Walker, who is an accountant, said the research he has done on this issue is interesting, and it gives support as to why Indiana should address it. He said the effect on the customer of the payday loan would be minimal if the borrower was a one-time a year customer. The customers who habitually use payday loans may be less aware of the impact these high rates impose on them than the average consumer.

Walker added when looking at payday loans on a state-by-state basis, states that cap the rate at 36 percent cause most of the payday lender vendors to flee the marketplace. This is because payday lenders need very high rates of return to operate. Walker said the financial impact of the loan on the borrower cannot necessarily be measured by the traditional stresses like a bankruptcy, losing a home, or the ability to meet other debt obligations.

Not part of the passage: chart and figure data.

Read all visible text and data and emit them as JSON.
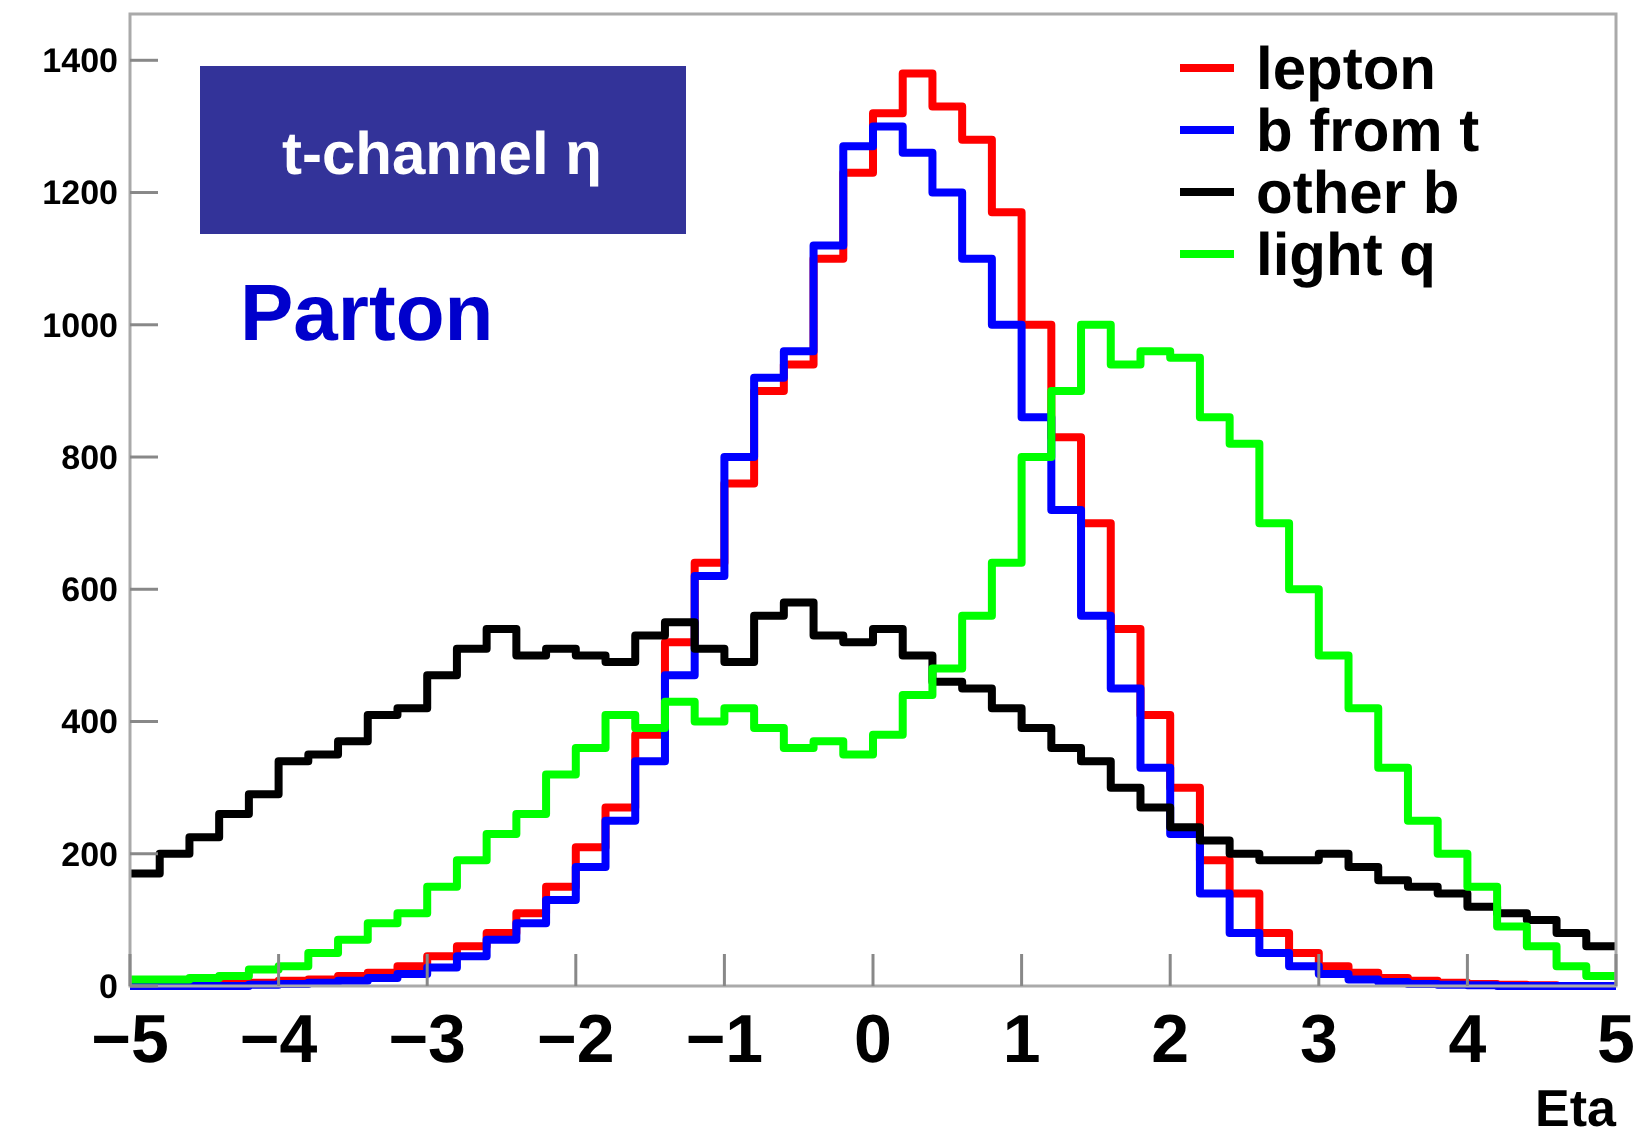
{
  "chart_data": {
    "type": "histogram",
    "title": "t-channel η",
    "subtitle": "Parton",
    "xlabel": "Eta",
    "bins": [
      -5,
      -4.8,
      -4.6,
      -4.4,
      -4.2,
      -4,
      -3.8,
      -3.6,
      -3.4,
      -3.2,
      -3,
      -2.8,
      -2.6,
      -2.4,
      -2.2,
      -2,
      -1.8,
      -1.6,
      -1.4,
      -1.2,
      -1,
      -0.8,
      -0.6,
      -0.4,
      -0.2,
      0,
      0.2,
      0.4,
      0.6,
      0.8,
      1,
      1.2,
      1.4,
      1.6,
      1.8,
      2,
      2.2,
      2.4,
      2.6,
      2.8,
      3,
      3.2,
      3.4,
      3.6,
      3.8,
      4,
      4.2,
      4.4,
      4.6,
      4.8,
      5
    ],
    "series": [
      {
        "name": "lepton",
        "color": "#ff0000",
        "values": [
          0,
          0,
          2,
          3,
          5,
          8,
          10,
          15,
          20,
          30,
          45,
          60,
          80,
          110,
          150,
          210,
          270,
          380,
          520,
          640,
          760,
          900,
          940,
          1100,
          1230,
          1320,
          1380,
          1330,
          1280,
          1170,
          1000,
          830,
          700,
          540,
          410,
          300,
          190,
          140,
          80,
          50,
          30,
          20,
          12,
          8,
          5,
          3,
          2,
          1,
          0,
          0
        ]
      },
      {
        "name": "b from t",
        "color": "#0000ff",
        "values": [
          0,
          0,
          0,
          0,
          2,
          3,
          5,
          8,
          12,
          18,
          28,
          45,
          70,
          95,
          130,
          180,
          250,
          340,
          470,
          620,
          800,
          920,
          960,
          1120,
          1270,
          1300,
          1260,
          1200,
          1100,
          1000,
          860,
          720,
          560,
          450,
          330,
          230,
          140,
          80,
          50,
          30,
          18,
          10,
          6,
          3,
          2,
          1,
          0,
          0,
          0,
          0
        ]
      },
      {
        "name": "other b",
        "color": "#000000",
        "values": [
          170,
          200,
          225,
          260,
          290,
          340,
          350,
          370,
          410,
          420,
          470,
          510,
          540,
          500,
          510,
          500,
          490,
          530,
          550,
          510,
          490,
          560,
          580,
          530,
          520,
          540,
          500,
          460,
          450,
          420,
          390,
          360,
          340,
          300,
          270,
          240,
          220,
          200,
          190,
          190,
          200,
          180,
          160,
          150,
          140,
          120,
          110,
          100,
          80,
          60
        ]
      },
      {
        "name": "light q",
        "color": "#00ff00",
        "values": [
          10,
          10,
          12,
          15,
          25,
          30,
          50,
          70,
          95,
          110,
          150,
          190,
          230,
          260,
          320,
          360,
          410,
          390,
          430,
          400,
          420,
          390,
          360,
          370,
          350,
          380,
          440,
          480,
          560,
          640,
          800,
          900,
          1000,
          940,
          960,
          950,
          860,
          820,
          700,
          600,
          500,
          420,
          330,
          250,
          200,
          150,
          90,
          60,
          30,
          15
        ]
      }
    ],
    "xlim": [
      -5,
      5
    ],
    "ylim": [
      0,
      1470
    ],
    "xticks": [
      -5,
      -4,
      -3,
      -2,
      -1,
      0,
      1,
      2,
      3,
      4,
      5
    ],
    "yticks": [
      0,
      200,
      400,
      600,
      800,
      1000,
      1200,
      1400
    ],
    "legend": "top right",
    "grid": false
  }
}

“The reason is because the individuals that turn to the payday loan on a habitual level are already maxed out on the credit card,” said Walker. “They are already struggling to meet the weekly and monthly obligations that they have. And in some cases, there is really nothing to file bankruptcy on.

“Where the stresses are more measurable is on the emotional and physical strain level,” said Walker. “This level of interest increases, and actually compounds that stress on the individual and the family network. A customer for a payday loan is already in financial distress. A lot of the time the borrower is borrowing to pay off another debt, pay a utility bill or put food on the table,” he said.

“There is a difference between interest and usury,” said Walker. “It might be hard for some to draw a bright line between the two. But I draw it at 391 percent.” Walker also points to alternatives to these products saying many nonprofit and community development groups are working to step in and help fill the gap for families in financial crisis.

As for its status, Walker said he is working with the committee chair to get the payday lending bill a hearing, but said nothing definite is scheduled. “What I hope to accomplish is to at least have the conversation. I think it’s an important issue to talk about and raise awareness that there are better alternatives for people in financial crisis than obtaining a high interest, short-term loan.”

A recent report issued by the Boston-based National Consumer Law Center shows 15 states and the District of Columbia have capped payday loans at 36 percent.

In a poll released this month, 80 percent of Indiana respondents favored more regulation on payday loans. Bellwether Research and Consulting, a polling firm in Alexandria, Va., conducted the poll and surveyed 600 registered voters.

The Center for Responsible Lending, a nonprofit organization based in North Carolina dedicated to educating the public on predatory financial products, studied the effects on low-income families in states with payday loans versus those without them. Their research showed that those with limited means fare far worse in states where payday lending products are available. The study concluded that rather than help a household, payday loans are more likely to create a debt burden and worsens the household’s financial stability.

Walker and others have noted the importance of assisting these families struggling to make ends meet. In states without payday loans, many resort to getting help from family or friends. Some cut back expenses, and there are many churches, government agencies, non-profit and community organizations working to fill the gap.

Tebbe said, “I am disappointed that the chance is slim for the payday lending bill to get a hearing.” Senate Bill 325 must receive a hearing before the end of January to advance.